Un altro punto. Tanti suoi autorevoli e illustri colleghi si sono espressi dicendo che questi bambini dovevano essere ricongiunti ai genitori. Perché non si è tenuto conto adeguatamente di tutti questi pareri?
«Perché il dolore dei bambini è stato sottovalutato da sempre. Questi bambini non erano in una condizione di infelicità, ma erano una condizione di sostanziale amore, attenzione, sostegno, direi armonia, felicità. Quindi quando tu li strappi dai genitori da che cosa li vuoi proteggere? Mi sembra che non sia stata considerato fino in fondo la potenza traumatica di una decisione così devastante come quella di prelevare tre bambini, due in età non scolare, da un nucleo familiare unito e amorevole. I bambini, è vero, hanno bisogno di istruzione, attenzioni, socializzazione, di tutto. Ma innanzitutto hanno bisogno dell’amore dei loro genitori».

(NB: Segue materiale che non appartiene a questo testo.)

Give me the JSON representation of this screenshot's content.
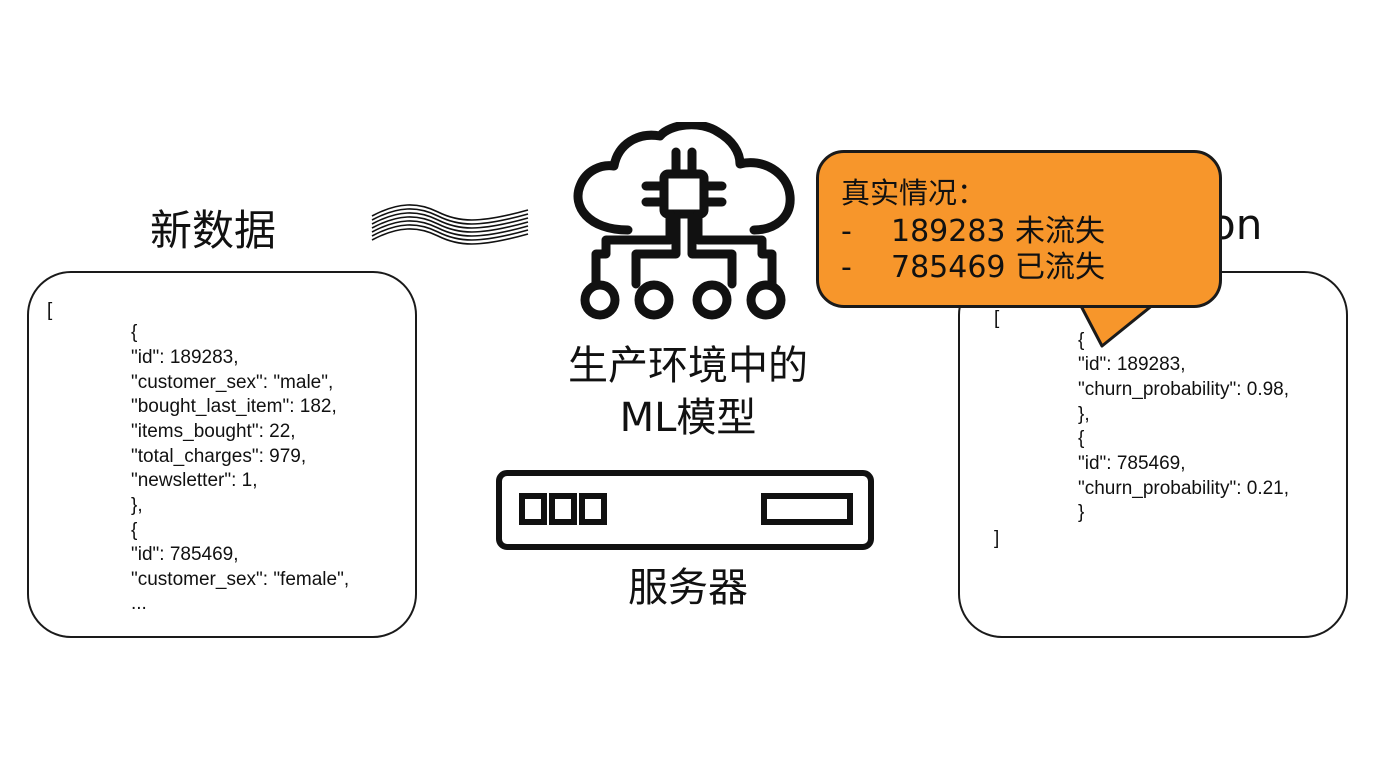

Non è stata considerata la possibilità che si sarebbero causati traumi che i bambini si porteranno dietro?
«È quello che intendevo dire, non è stata considerata fino in fondo, quando è stato deciso l’allontanamento, la potenzialità traumatica del gesto. I bambini dimostrano una capacità di adattamento straordinaria ma questo non vuol dire che non soffrano, non abbiano dei traumi che poi si verseranno nella loro vita in maniera indelebile».
Sui genitori ora grava una spada di Damocle: la decisione sulla bontà del loro percorso viene affidata al servizio sociale. Se domani un assistente sociale – cosa accaduta già in passato – avesse qualcosa da ridire sul comportamento dei genitori, che cosa accadrebbe? Si ripartirebbe da capo?
«Qui c’è qualcosa di paradossale, cioè si immaginano addirittura degli incontri protetti in casa con l’educatore presente, quasi come se Nathan e Catherine fossero due criminali mafiosi o camorristi che trasmettono ai loro figli principi deviati. O come se fossero dei potenziali abusatori. Catherine e Nathan non hanno fatto nulla di male. Questi bambini non sono stati mai maltrattati, mai violentati, mai abusati. Nathan e Catherine non hanno trasmesso alcuna ideologia mafiosa, camorristica, delinquenziale. Non si drogano, non sono dei tossicodipendenti. Che senso ha immaginare incontri protetti? Da cosa dobbiamo proteggere questi bambini? Dal fatto che forse Catherine darà loro un po’ di frutta al posto delle merendine? Siamo al paradosso. Però dentro questo paradosso dobbiamo starci, e dobbiamo starci nel modo più composto possibile».
In questi dieci mesi sono state evidenziate molte carenze delle istituzioni. Le incomprensioni che lei diceva, la scelta di esperti discutibili, le velocità nell’allontanere i bambini… Sembra che da parte delle istituzioni non ci sia stato alcun ripensamento, alcuna riflessione su tutto ciò.
«Diciamo che nessuno si è messo davvero in discussione. Credo che su questo caso dovremo tornare a riflettere, perché ci interpella profondamente sulle competenze che sono state messe in gioco nel tutelare i minori. Qui trovo una sproporzione nell’agire delle istituzioni, nel drammatico caso di Bordighera ho trovato invece un deficit clamoroso. C’è un tema di competenze che mio punto di vista è pazzesco e credo che dovremo affrontarlo».